Separately, the House Democrats’ campaign arm on Wednesday sent an email to supporters asking for campaign funds. If the court strikes down Obama’s law, “Democrats will need to redouble our efforts, fighting to ensure universal healthcare that’s affordable and accessible to every American is a reality,” the email said.
It also warned that a decision against the law means “dangerous Tea Party extremists will go on a rampage.”
The court is expected to rule Thursday on a series of lawsuits challenging the constitutionality of the Democrats’ 2010 law — in particular, its requirement that most Americans purchase health insurance or pay a financial penalty.
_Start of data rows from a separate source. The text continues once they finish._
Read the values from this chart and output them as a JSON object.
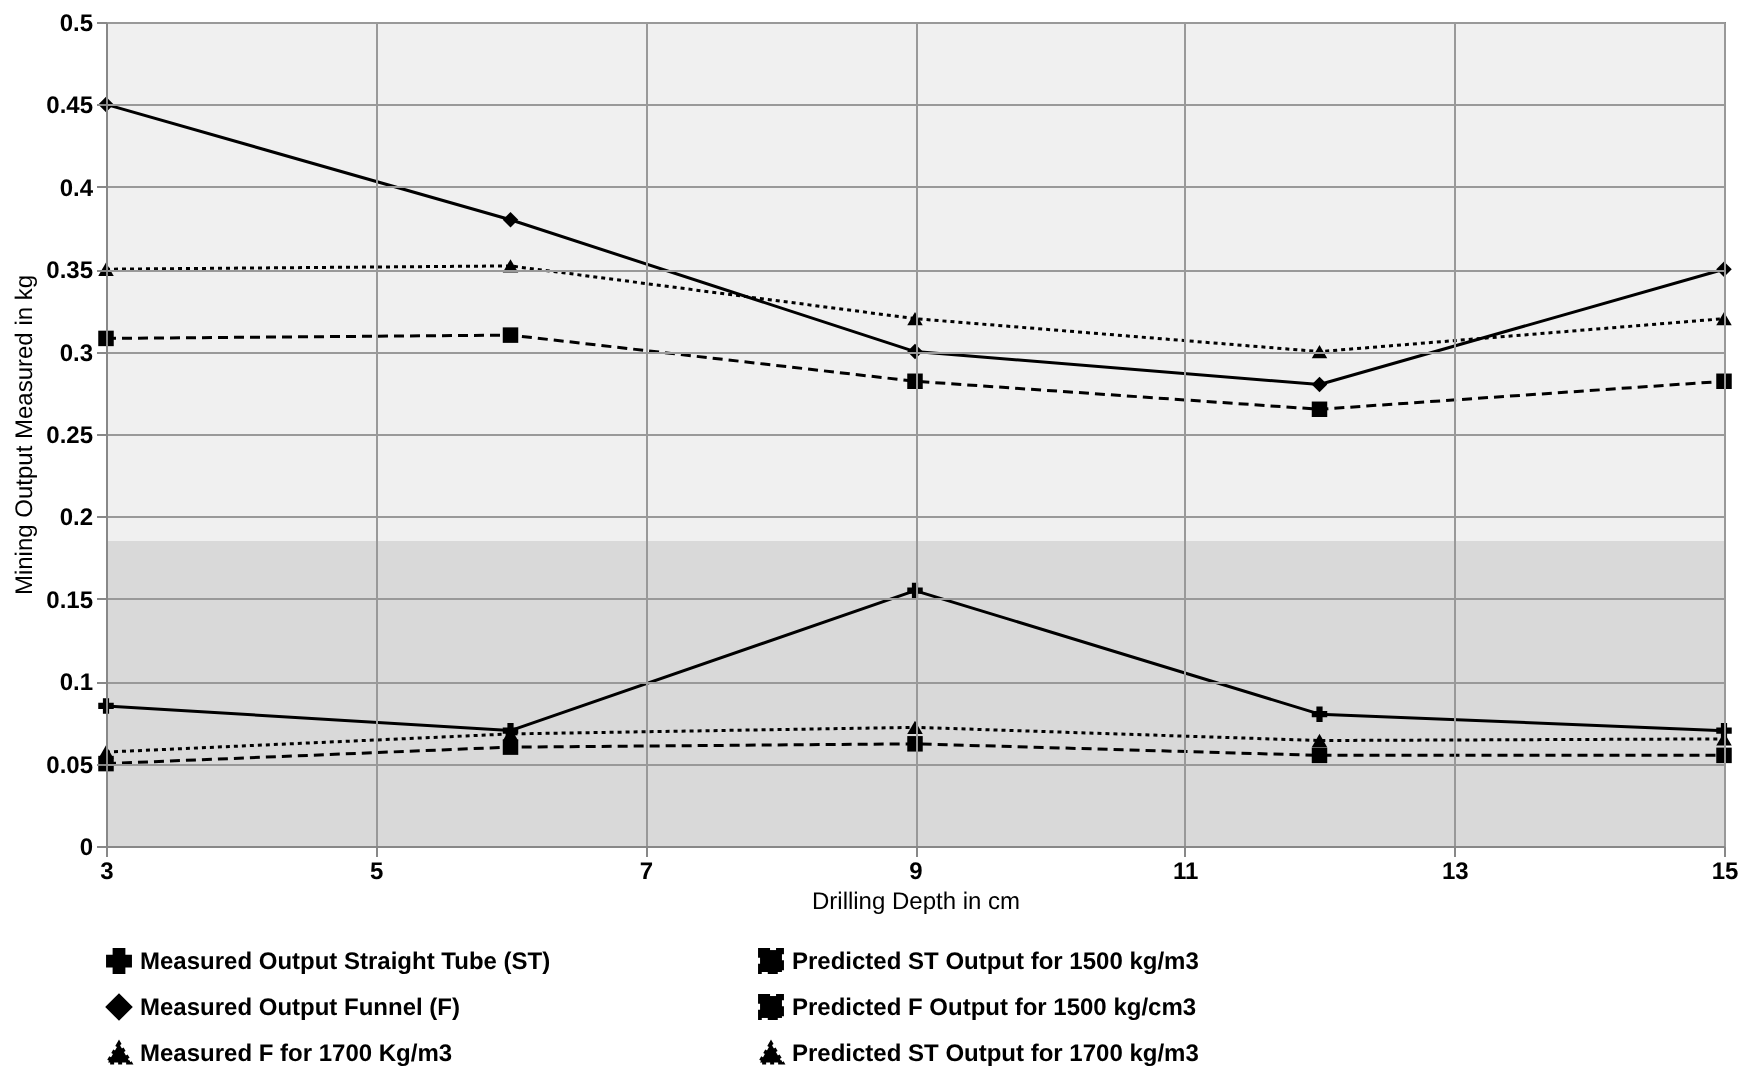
{
  "chart_data": {
    "type": "line",
    "xlabel": "Drilling Depth in cm",
    "ylabel": "Mining Output Measured in kg",
    "x": [
      3,
      6,
      9,
      12,
      15
    ],
    "series": [
      {
        "name": "Measured Output Straight Tube (ST)",
        "color": "#000000",
        "marker": "cross",
        "line_style": "solid",
        "values": [
          0.085,
          0.07,
          0.155,
          0.08,
          0.07
        ]
      },
      {
        "name": "Predicted ST Output for 1500 kg/m3",
        "color": "#000000",
        "marker": "square",
        "line_style": "dashed",
        "values": [
          0.05,
          0.06,
          0.062,
          0.055,
          0.055
        ]
      },
      {
        "name": "Measured Output Funnel (F)",
        "color": "#000000",
        "marker": "diamond",
        "line_style": "solid",
        "values": [
          0.45,
          0.38,
          0.3,
          0.28,
          0.35
        ]
      },
      {
        "name": "Predicted F Output for 1500 kg/cm3",
        "color": "#000000",
        "marker": "square",
        "line_style": "dashed",
        "values": [
          0.308,
          0.31,
          0.282,
          0.265,
          0.282
        ]
      },
      {
        "name": "Measured F for 1700 Kg/m3",
        "color": "#000000",
        "marker": "triangle",
        "line_style": "dotted",
        "values": [
          0.35,
          0.352,
          0.32,
          0.3,
          0.32
        ]
      },
      {
        "name": "Predicted ST Output for 1700 kg/m3",
        "color": "#000000",
        "marker": "triangle",
        "line_style": "dotted",
        "values": [
          0.057,
          0.068,
          0.072,
          0.064,
          0.065
        ]
      }
    ],
    "xlim": [
      3,
      15
    ],
    "xticks": [
      3,
      5,
      7,
      9,
      11,
      13,
      15
    ],
    "ylim": [
      0,
      0.5
    ],
    "yticks": [
      0,
      0.05,
      0.1,
      0.15,
      0.2,
      0.25,
      0.3,
      0.35,
      0.4,
      0.45,
      0.5
    ],
    "bands": [
      {
        "axis": "y",
        "from": 0,
        "to": 0.185,
        "color": "#d9d9d9"
      },
      {
        "axis": "y",
        "from": 0.185,
        "to": 0.5,
        "color": "#f0f0f0"
      }
    ],
    "grid": true,
    "legend": "bottom"
  }
}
Democrats in the White House and Congress insist the law is constitutionally “ironclad,” in the words of House Minority Leader Nancy Pelosi (D-Calif.).
But the reaction from a number of the justices during oral arguments in March has led to widespread speculation that the court will shoot down at least a portion of the statute — a move that would leave other key provisions in question.
Some Democrats have long questioned the neutrality of the conservative-leaning Supreme Court. The concerns are rooted in the controversial ruling granting George W. Bush the presidency in 2000 and the 2010 Citizens United decision, which allowed corporations to spend unlimited amounts of money on individual elections.
House Democratic leaders said Wednesday that a move to overturn the healthcare law would similarly call into question the court’s impartiality.
Rep. John Larson (Conn.), chairman of the House Democratic Caucus, said it would be “illogical and blatantly political if the Supreme Court were to rule [against the law].”
“There’s no question that the commerce of health[care] crosses state boundary lines,” Larson added, referring to the Democrats’ central legal defense of the individual insurance mandate.
Joining the Democratic leaders in the Capitol, AFL-CIO President Richard Trumka blasted the current court for its “activist” agenda.
“What we have is several justices on the Supreme Court that, while they were being confirmed, talked about how they wouldn’t be activist, [and instead] have become the most radical activist judges we’ve seen,” Trumka said.
Trumka pointed to a recent court decision against another organized labor group, the Service Employees International Union — a case he said “wasn’t even in front of them.”
“That is radical activism by judges that they so aptly condemned,” he said.
House Republicans, for their part, have already voted to repeal the healthcare law in its entirety. They have vowed to do so again if the Supreme Court leaves any part of the statute in place — a promise reiterated Wednesday by House Speaker John Boehner (R-Ohio).
“We made it pretty clear, and I’ll make it clear one more time,” Boehner said at a press conference in the Capitol. “If the court does not strike down the entire law, the House will move to repeal what’s left of it.”
Becerra said the “worst outcome” would be a 5-4 decision, because “that will go, unfortunately, a long way [toward] confirming this growing belief in the gut of the American people that the Supreme Court no longer cares so much about the Constitution, it cares more about politics.”
Becerra added, “We should all take some time tonight to pray a little to make sure the Supreme Court doesn’t come out with another 5-4 decision which, once again, unmasks its political tendencies.”
The Supreme Court ruling is expected to be released at 10 a.m. on Thursday.